In 2022, Angus, now aged 77, was diagnosed with prostate cancer. Angus tells us his story.

“The years pass by, but I still remember Sheila and I receiving her breast cancer diagnosis like it was yesterday. You hear about other people living with cancer, but you never think it will affect you.

“Sheilawas treated by the wonderful staff at Weston Park Hospital, and we really couldn’t thank them enough for their support. The work they do is truly remarkable – and I still remember now how supportive they were through our hardest times.

“I happened to be club captain at Tankersley Golf Club in the year that Sheila passed away and, in her memory, I chose Weston Park Cancer Charity to be our charity of the year.”

Angus, who has two daughters Jane and Elizabeth, talks about his prostate cancer diagnosis and the charity’s free transport service.

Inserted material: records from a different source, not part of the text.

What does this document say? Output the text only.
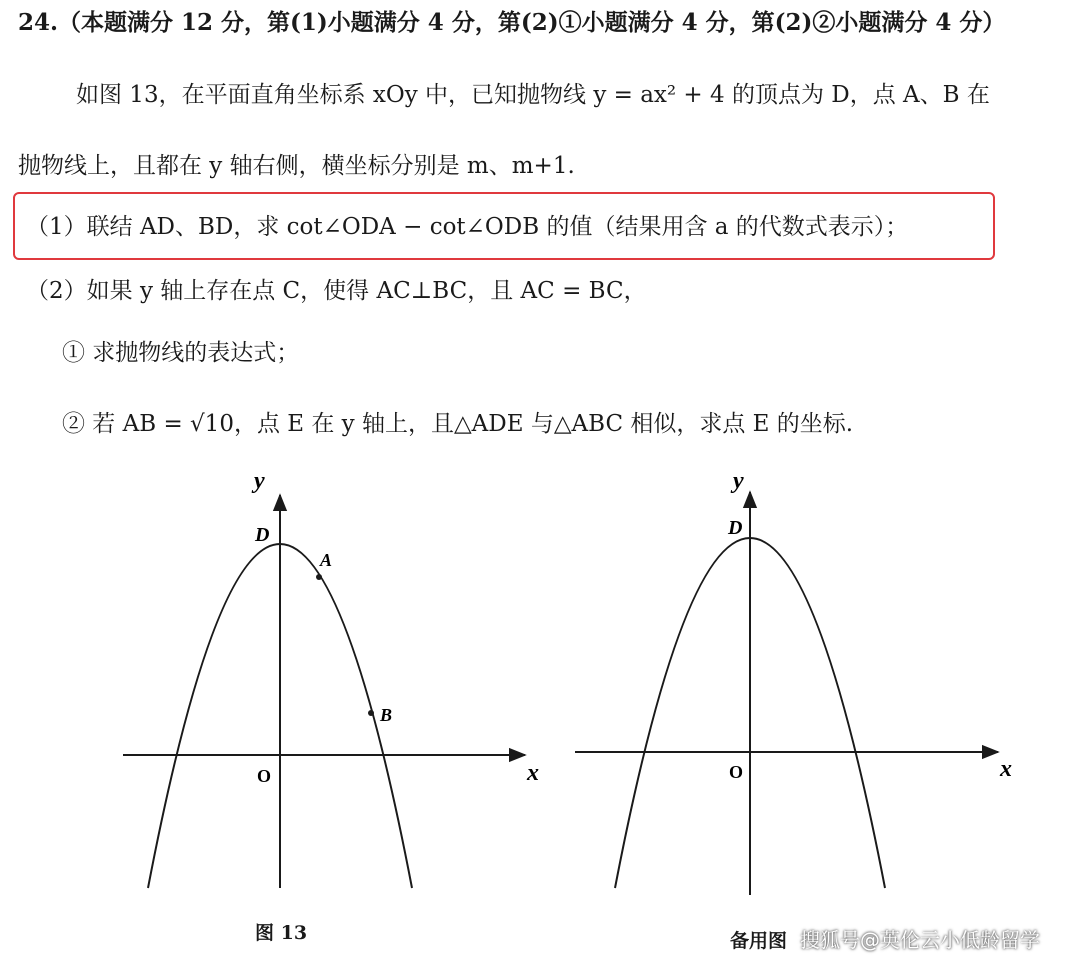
24.（本题满分 12 分，第(1)小题满分 4 分，第(2)①小题满分 4 分，第(2)②小题满分 4 分）
如图 13，在平面直角坐标系 xOy 中，已知抛物线 y = ax² + 4 的顶点为 D，点 A、B 在
抛物线上，且都在 y 轴右侧，横坐标分别是 m、m+1.
（1）联结 AD、BD，求 cot∠ODA − cot∠ODB 的值（结果用含 a 的代数式表示）；
（2）如果 y 轴上存在点 C，使得 AC⊥BC，且 AC = BC，
① 求抛物线的表达式；
② 若 AB = √10，点 E 在 y 轴上，且△ADE 与△ABC 相似，求点 E 的坐标.
y
x
O
D
A
B
y
x
O
D
图 13	备用图 搜狐号@英伦云小低龄留学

“I knew when I was diagnosed that I would receive first-class care from Weston Park. The main issue for me was getting to the hospital from where I live in High Green in Sheffield.

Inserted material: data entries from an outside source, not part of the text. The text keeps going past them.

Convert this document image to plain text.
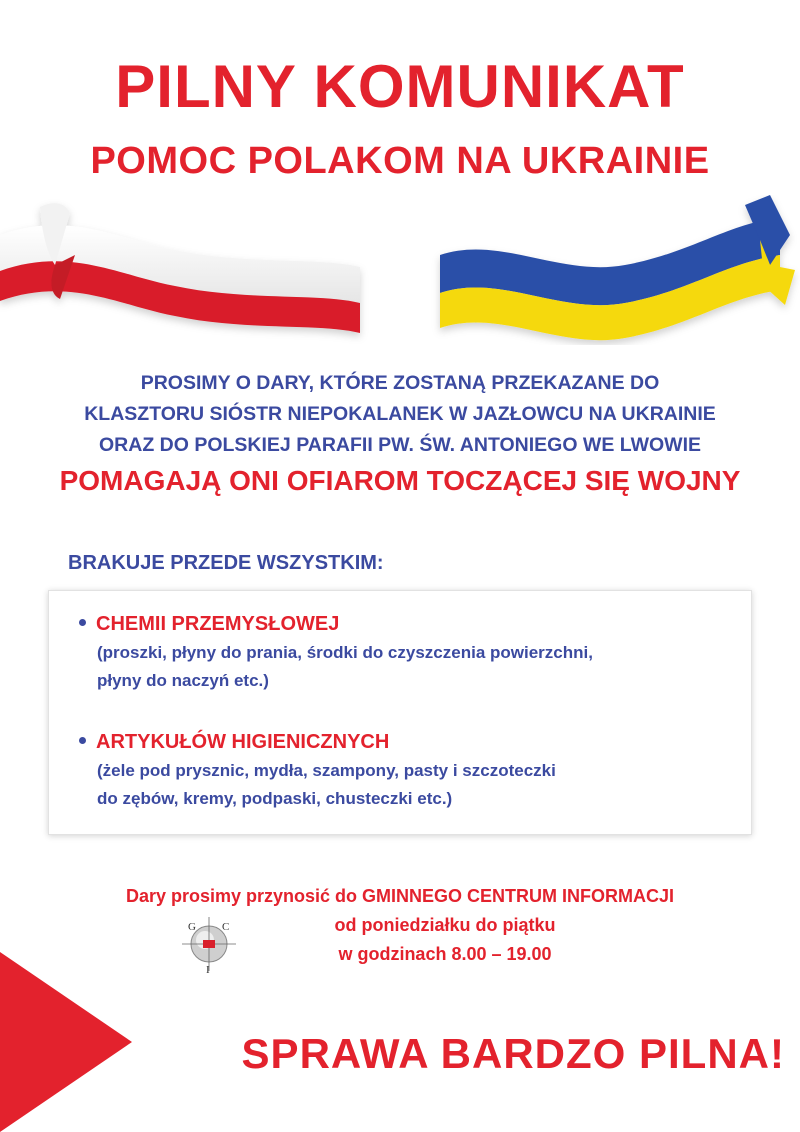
PILNY KOMUNIKAT
POMOC POLAKOM NA UKRAINIE
PROSIMY O DARY, KTÓRE ZOSTANĄ PRZEKAZANE DO
KLASZTORU SIÓSTR NIEPOKALANEK W JAZŁOWCU NA UKRAINIE
ORAZ DO POLSKIEJ PARAFII PW. ŚW. ANTONIEGO WE LWOWIE
POMAGAJĄ ONI OFIAROM TOCZĄCEJ SIĘ WOJNY
BRAKUJE PRZEDE WSZYSTKIM:
CHEMII PRZEMYSŁOWEJ
(proszki, płyny do prania, środki do czyszczenia powierzchni,
płyny do naczyń etc.)
ARTYKUŁÓW HIGIENICZNYCH
(żele pod prysznic, mydła, szampony, pasty i szczoteczki
do zębów, kremy, podpaski, chusteczki etc.)
Dary prosimy przynosić do GMINNEGO CENTRUM INFORMACJI
od poniedziałku do piątku
w godzinach 8.00 – 19.00
G C
I
SPRAWA BARDZO PILNA!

“My daughter took me up for my first radiotherapy appointment, and she suggested I ask about any transport services that may be in place.

“I was in luck. The charity provides a free-of-charge bus service and one of the stops is Meadowhall – which is perfect for me.

“The bus drivers are all so friendly and I enjoy hearing their stories and equally, sharing mine. It makes the whole experience easier, as by the time I’ve got to the hospital we’ve already had a bit of a laugh on the way.

“Getting the bus enables me to make my own way to my appointments, and it’s direct which means I don’t have to think about parking or running late.

“I honestly can’t thank the charity and the hospital enough for their extraordinary care. From the consultants to the nurses, to the voluntary bus drivers – you do absolutely amazing work. I remember how they treated my wife and now, how they treat me.

“There’s no denying the heartache that cancer brings not only to the person living with it but also for family and friends. That’s why the charity is so amazing.

“It's little things like having a chat with the bus driver about the football results, or the latest goings on. It doesn’t have to all be about cancer. A chat can change someone’s day – and I know they’ve changed some of my hardest days.”

Angus urges people to support the charity where they can.

He said: “Weston Park Cancer Charity helps people who are affected by cancer in so many ways. Not only do they help fund life-saving treatments and research, but they support people like me through some of the hardest times. Donate if you can, it really will help.